- Born: Robert Harold Brooks October 8, 1915 Sadieville, Kentucky, U.S.
- Died: December 8, 1941 (aged 26) Clark Field, Philippines
- Buried: Manila American Cemetery
- Allegiance: United States
- Branch: US Army
- Service years: –1941
- Rank: Private first class (posthumous)
- Unit: 192nd Tank Battalion
- Conflicts: World War II †
- Awards: Purple Heart

= Robert H. Brooks (soldier) =

United States Army soldier

Robert Harold Brooks (October 8, 1915 – December 8, 1941) was a United States Army soldier. He was the first Army Armored Branch casualty of World War II, being killed on the island of Luzon within hours of the Japanese surprise attack against the United States.

==Biography==
Brooks was born in Sadieville, Kentucky on October 8, 1915, to a family of African-American sharecroppers. (Note: Several sources state that Brooks was born in Sadieville. However, WTVQ-DT says that he was born in MacFarland and grew up in Sadieville.) He worked as a sales clerk in adulthood, moving to Hamilton, Ohio. In the early 1940s, Brooks joined the army from Hamilton as a private. (Note: Sources differ as to when and how Brooks joined the army. The Kentucky African American Encyclopedia says that he enlisted on March 15, 1941, while WTVQ-DT and The Advocate-Messenger write that he was drafted or enlisted in 1940.) He was trained at Fort Knox and qualified as a half-track and tank driver, but was assigned to maintenance following specialized instruction. As a light-skinned Black man, he was officially classified as White, allowing him to join the all-White D Company, 192nd Tank Battalion, known as the Harrodsburg Tankers after the Kentucky town they were stationed in as a National Guard unit. After basic training, the unit conducted exercises at Camp Polk in Louisiana. They traveled through San Francisco and Honolulu to the Philippines, arriving in December 1941.

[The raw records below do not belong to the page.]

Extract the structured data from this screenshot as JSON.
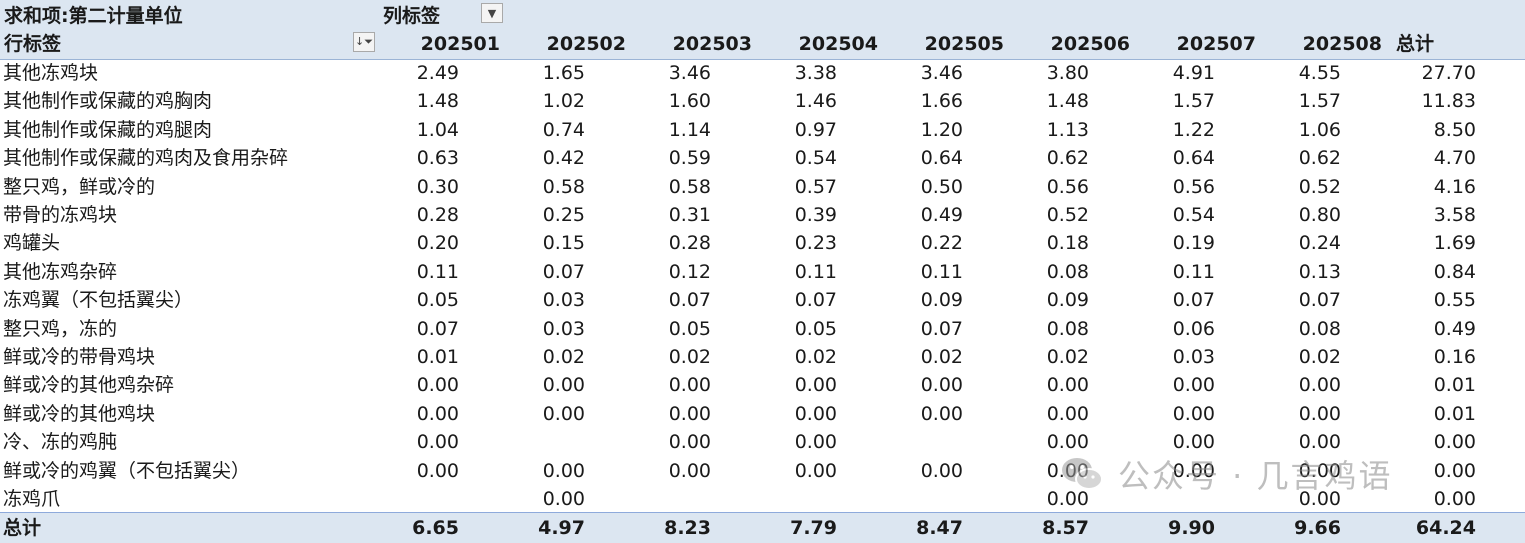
{
  "pivot": {
    "values_label": "求和项:第二计量单位",
    "col_labels_caption": "列标签",
    "row_labels_caption": "行标签",
    "columns": [
      "202501",
      "202502",
      "202503",
      "202504",
      "202505",
      "202506",
      "202507",
      "202508",
      "总计"
    ],
    "rows": [
      {
        "label": "其他冻鸡块",
        "values": [
          "2.49",
          "1.65",
          "3.46",
          "3.38",
          "3.46",
          "3.80",
          "4.91",
          "4.55",
          "27.70"
        ]
      },
      {
        "label": "其他制作或保藏的鸡胸肉",
        "values": [
          "1.48",
          "1.02",
          "1.60",
          "1.46",
          "1.66",
          "1.48",
          "1.57",
          "1.57",
          "11.83"
        ]
      },
      {
        "label": "其他制作或保藏的鸡腿肉",
        "values": [
          "1.04",
          "0.74",
          "1.14",
          "0.97",
          "1.20",
          "1.13",
          "1.22",
          "1.06",
          "8.50"
        ]
      },
      {
        "label": "其他制作或保藏的鸡肉及食用杂碎",
        "values": [
          "0.63",
          "0.42",
          "0.59",
          "0.54",
          "0.64",
          "0.62",
          "0.64",
          "0.62",
          "4.70"
        ]
      },
      {
        "label": "整只鸡，鲜或冷的",
        "values": [
          "0.30",
          "0.58",
          "0.58",
          "0.57",
          "0.50",
          "0.56",
          "0.56",
          "0.52",
          "4.16"
        ]
      },
      {
        "label": "带骨的冻鸡块",
        "values": [
          "0.28",
          "0.25",
          "0.31",
          "0.39",
          "0.49",
          "0.52",
          "0.54",
          "0.80",
          "3.58"
        ]
      },
      {
        "label": "鸡罐头",
        "values": [
          "0.20",
          "0.15",
          "0.28",
          "0.23",
          "0.22",
          "0.18",
          "0.19",
          "0.24",
          "1.69"
        ]
      },
      {
        "label": "其他冻鸡杂碎",
        "values": [
          "0.11",
          "0.07",
          "0.12",
          "0.11",
          "0.11",
          "0.08",
          "0.11",
          "0.13",
          "0.84"
        ]
      },
      {
        "label": "冻鸡翼（不包括翼尖）",
        "values": [
          "0.05",
          "0.03",
          "0.07",
          "0.07",
          "0.09",
          "0.09",
          "0.07",
          "0.07",
          "0.55"
        ]
      },
      {
        "label": "整只鸡，冻的",
        "values": [
          "0.07",
          "0.03",
          "0.05",
          "0.05",
          "0.07",
          "0.08",
          "0.06",
          "0.08",
          "0.49"
        ]
      },
      {
        "label": "鲜或冷的带骨鸡块",
        "values": [
          "0.01",
          "0.02",
          "0.02",
          "0.02",
          "0.02",
          "0.02",
          "0.03",
          "0.02",
          "0.16"
        ]
      },
      {
        "label": "鲜或冷的其他鸡杂碎",
        "values": [
          "0.00",
          "0.00",
          "0.00",
          "0.00",
          "0.00",
          "0.00",
          "0.00",
          "0.00",
          "0.01"
        ]
      },
      {
        "label": "鲜或冷的其他鸡块",
        "values": [
          "0.00",
          "0.00",
          "0.00",
          "0.00",
          "0.00",
          "0.00",
          "0.00",
          "0.00",
          "0.01"
        ]
      },
      {
        "label": "冷、冻的鸡肫",
        "values": [
          "0.00",
          "",
          "0.00",
          "0.00",
          "",
          "0.00",
          "0.00",
          "0.00",
          "0.00"
        ]
      },
      {
        "label": "鲜或冷的鸡翼（不包括翼尖）",
        "values": [
          "0.00",
          "0.00",
          "0.00",
          "0.00",
          "0.00",
          "0.00",
          "0.00",
          "0.00",
          "0.00"
        ]
      },
      {
        "label": "冻鸡爪",
        "values": [
          "",
          "0.00",
          "",
          "",
          "",
          "0.00",
          "",
          "0.00",
          "0.00"
        ]
      }
    ],
    "total": {
      "label": "总计",
      "values": [
        "6.65",
        "4.97",
        "8.23",
        "7.79",
        "8.47",
        "8.57",
        "9.90",
        "9.66",
        "64.24"
      ]
    }
  },
  "icons": {
    "filter_dropdown": "dropdown-arrow-icon",
    "sort_filter": "sort-filter-icon"
  },
  "watermark": {
    "text": "公众号 · 几言鸡语",
    "icon": "wechat-icon"
  },
  "colors": {
    "header_band": "#dce6f1",
    "total_border": "#8eaadb"
  }
}
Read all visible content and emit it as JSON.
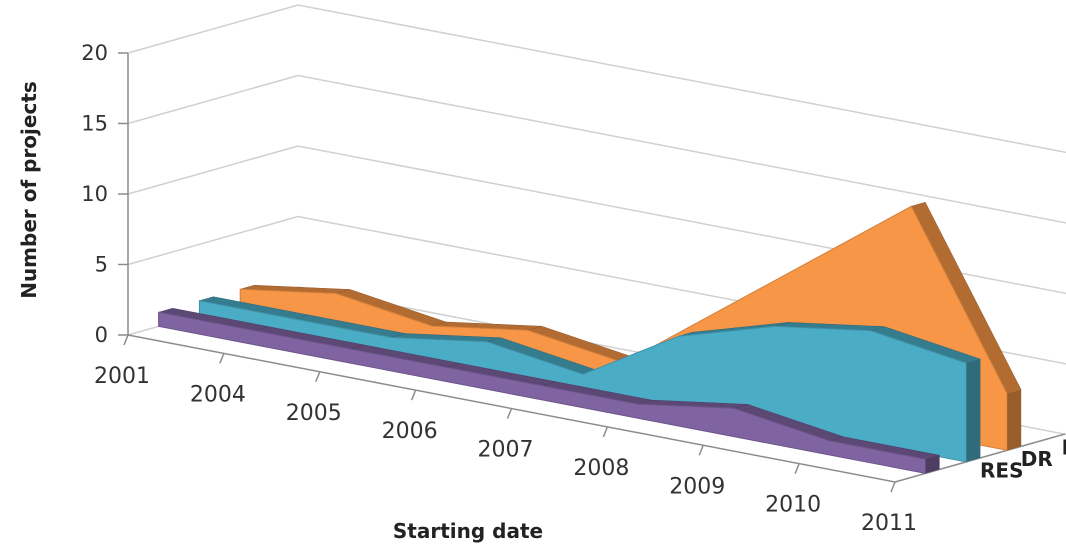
{
  "chart_data": {
    "type": "area",
    "categories": [
      "2001",
      "2004",
      "2005",
      "2006",
      "2007",
      "2008",
      "2009",
      "2010",
      "2011"
    ],
    "series": [
      {
        "name": "RES",
        "values": [
          1,
          1,
          1,
          1,
          1,
          1,
          2,
          1,
          1
        ],
        "color": "#8064A2"
      },
      {
        "name": "DR",
        "values": [
          1,
          1,
          1,
          2,
          1,
          5,
          7,
          8,
          7
        ],
        "color": "#4BACC6"
      },
      {
        "name": "DER",
        "values": [
          1,
          2,
          1,
          2,
          1,
          6,
          11,
          16,
          4
        ],
        "color": "#F79646"
      }
    ],
    "title": "",
    "xlabel": "Starting date",
    "ylabel": "Number of projects",
    "ylim": [
      0,
      20
    ],
    "yticks": [
      0,
      5,
      10,
      15,
      20
    ],
    "grid": true,
    "view": "3d"
  }
}
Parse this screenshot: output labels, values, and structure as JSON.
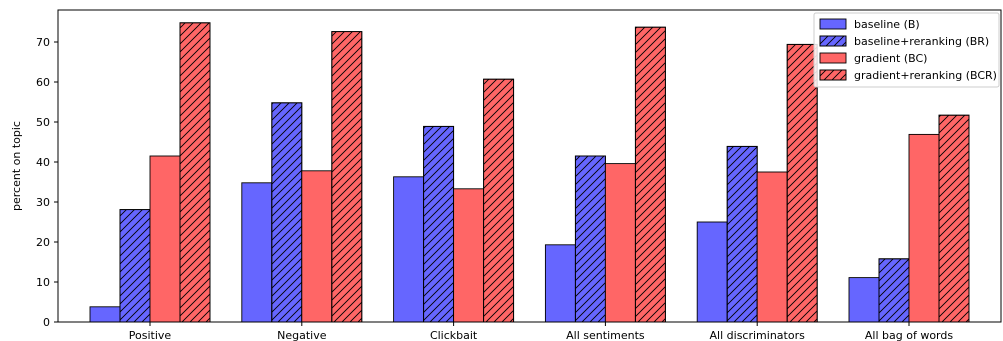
{
  "chart_data": {
    "type": "bar",
    "title": "",
    "xlabel": "",
    "ylabel": "percent on topic",
    "ylim": [
      0,
      78
    ],
    "yticks": [
      0,
      10,
      20,
      30,
      40,
      50,
      60,
      70
    ],
    "grid": false,
    "legend_position": "top-right",
    "categories": [
      "Positive",
      "Negative",
      "Clickbait",
      "All sentiments",
      "All discriminators",
      "All bag of words"
    ],
    "series": [
      {
        "name": "baseline (B)",
        "color": "#6666ff",
        "hatch": false,
        "values": [
          3.8,
          34.8,
          36.3,
          19.3,
          25.0,
          11.1
        ]
      },
      {
        "name": "baseline+reranking (BR)",
        "color": "#6666ff",
        "hatch": true,
        "values": [
          28.1,
          54.8,
          48.9,
          41.5,
          43.9,
          15.8
        ]
      },
      {
        "name": "gradient (BC)",
        "color": "#ff6666",
        "hatch": false,
        "values": [
          41.5,
          37.8,
          33.3,
          39.6,
          37.5,
          46.9
        ]
      },
      {
        "name": "gradient+reranking (BCR)",
        "color": "#ff6666",
        "hatch": true,
        "values": [
          74.8,
          72.6,
          60.7,
          73.7,
          69.4,
          51.7
        ]
      }
    ]
  }
}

On December 8, 1941, at 12:45 p.m., Brooks's unit was stationed at Clark Field on Luzon. Most of the soldiers were at lunch, although Brooks and other mechanics were working. At that time, Japanese aircraft began strafing and bombing the airfield. Other soldiers saw Brooks running towards his half-track, apparently to use its .50-caliber machine gun to shoot at the planes. A bomb struck nearby, killing him instantly.

==Aftermath==
When Fort Knox's commander, Major General Jacob L. Devers, learned of Brooks's death, he decided to name the fort's main parade ground after Brooks. When an aide informed Devers that Brooks was African-American, the first time that the army had learned his racial identity, Devers replied, "It did not matter whether or not Robert was black, what mattered was that he had given his life for his country." On December 23, 1941, six generals and eighty other officers, along with Brooks's parents, commemorated him during the naming ceremony. Prayers were offered, and "Taps" was played.

In 1942, a Central High School teacher wrote a song memorializing Brooks. It was published by W. C. Handy Brothers Music Company.

After the war, Brooks's remains were moved to the Manila American Cemetery, where they were re-interred. He was posthumously promoted to private first class and awarded the Purple Heart. He is honored in his hometown, Sadieville, with a historical marker.